I just discovered an issue where split_by_idx()
isn’t working as I thought it did with TabularList.from_df()
. Can anyone tell me a good way to specify a validation set exactly with Fastai, specifically for tabular data? (e.g., if I already have a DataFrame train
and a DataFrame valid
, then after preparing the Fastai data, I want data.valid_ds
to hold the same values as valid
, and I definitely don’t want data.train_ds
to contain values in valid
)
I loaded data as follows:
datas = []
# (Note: I'm using multiple validation and training sets, as I'm doing cross-validation)
for i in range(splits):
valid = valids[i]
train = trains[i]
valid_indx = valid.index
train_indx = train.index
data = (TabularList.from_df(df=df[train_cols], path=path, cat_names=cat_names, cont_names=cont_names)
.split_by_idx(valid_indx)
.label_from_df(cols=dep_var)
.databunch())
datas += [data]
Yet, the following assertion fails:
assert valids[0].index[0] in pd.concat(list(datas[0].valid_ds.x[:]),axis=1).T.index
Somehow, the following is True instead:
valids[0].index[0] in pd.concat(list(datas[0].train_ds.x[:]),axis=1).T.index
This implies that an index from my first validation set valids[0]

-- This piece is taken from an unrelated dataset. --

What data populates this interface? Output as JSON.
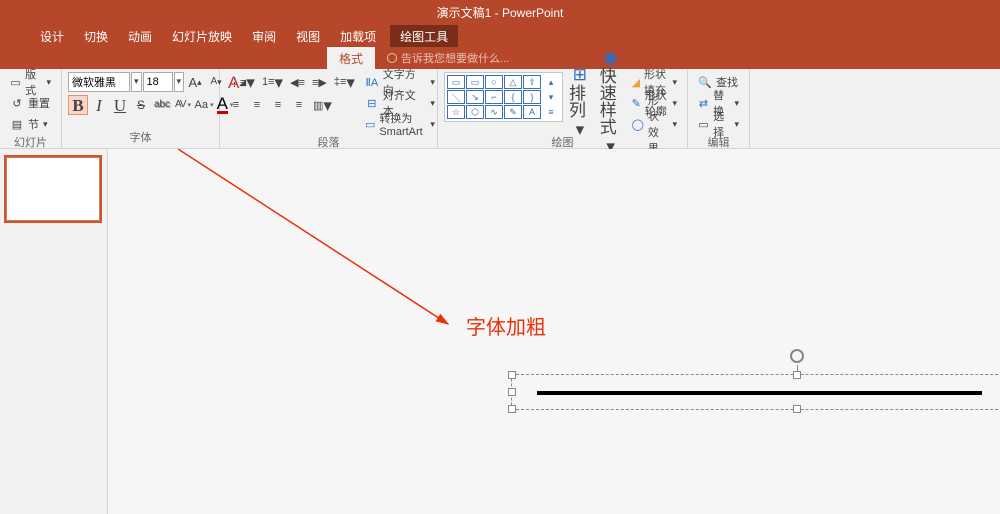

is in my first training set, datas[0].train_ds
. After looking closer at the data, that seems to be the case, and that is a problem
Note: I run into the same problem if I do the following instead:
data = TabularDataBunch.from_df(df=df[train_cols], path=path, cat_names=cat_names, cont_names=cont_names,
valid_idx=valid_indx, dep_var=dep_var)